Create `scheduler<T>` object with specified maximum number of subtasks and a number of threads:

```c++
scheduler<FibTask> sh(2, nthreads);
```

The specified number of execution threads (`nthreads`) will be created. These threads will be removed when the destructor is called. 

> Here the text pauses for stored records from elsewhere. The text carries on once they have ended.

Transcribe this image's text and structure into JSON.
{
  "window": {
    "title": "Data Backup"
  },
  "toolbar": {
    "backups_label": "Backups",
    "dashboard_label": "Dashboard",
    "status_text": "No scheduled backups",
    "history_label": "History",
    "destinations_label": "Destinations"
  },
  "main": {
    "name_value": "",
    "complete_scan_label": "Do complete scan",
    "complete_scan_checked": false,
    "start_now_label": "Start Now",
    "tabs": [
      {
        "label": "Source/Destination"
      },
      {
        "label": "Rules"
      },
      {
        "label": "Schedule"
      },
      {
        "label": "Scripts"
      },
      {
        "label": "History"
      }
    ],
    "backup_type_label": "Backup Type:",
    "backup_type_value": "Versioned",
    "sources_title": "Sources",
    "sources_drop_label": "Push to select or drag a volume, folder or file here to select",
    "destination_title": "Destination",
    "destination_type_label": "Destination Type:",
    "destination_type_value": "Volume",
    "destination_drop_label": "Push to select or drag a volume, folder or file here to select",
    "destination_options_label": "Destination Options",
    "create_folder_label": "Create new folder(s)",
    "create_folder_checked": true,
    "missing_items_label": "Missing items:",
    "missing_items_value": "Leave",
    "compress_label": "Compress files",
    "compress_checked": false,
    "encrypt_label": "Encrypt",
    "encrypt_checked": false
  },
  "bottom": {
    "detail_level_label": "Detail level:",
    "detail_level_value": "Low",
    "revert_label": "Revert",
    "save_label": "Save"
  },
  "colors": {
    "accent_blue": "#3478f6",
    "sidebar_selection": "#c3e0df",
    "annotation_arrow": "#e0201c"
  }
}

### Submit root task for execution

Create an object for the root task over the memory returned by `sh.root()` and submit the task for execution with `sh.spawn()`. To wait until the task is finished call `sh.wait()`:

```c++
sh.spawn(new(sh.root()) FibTask(n, &answer));
sh.wait()
```
 
## Example

```c++
#include <iostream>
#include <thread>

#include <staccato/scheduler.hpp>

using namespace std;
using namespace staccato;

class FibTask: public task<FibTask>
{
public:
	FibTask (int n_, long *sum_): n(n_), sum(sum_)
	{ }

	void execute() {
		if (n <= 2) {
			*sum = 1;
			return;
		}

		long x;
		spawn(new(child()) FibTask(n - 1, &x));
		long y;
		spawn(new(child()) FibTask(n - 2, &y));

		wait();

		*sum = x + y;

		return;
	}

private:
	int n;
	long *sum;
};

int main(int argc, char *argv[])
{
	size_t n = 20;
	long answer; 
	size_t nthreads = 0;

	if (argc >= 2)
		nthreads = atoi(argv[1]);
	if (argc >= 3)
		n = atoi(argv[2]);
	if (nthreads == 0)
		nthreads = thread::hardware_concurrency();

	{
		scheduler<FibTask> sh(2, nthreads);
		sh.spawn(new(sh.root()) FibTask(n, &answer));
		sh.wait();
	}

	cout << "fib(" << n << ") = " << answer << "\n";

	return 0;
}
```

This program calculates 40'th Fibonacci number by recurrence formula. The root task calculates 40'th number by spawning two subtasks for 39'th and 38'th numbers. They, in turn, spawn two subtasks and so on until the first number. When subtasks finish, their sum is calculated and it is stored in parent's task memory.

For more examples check `bencmarks/staccato/` directory.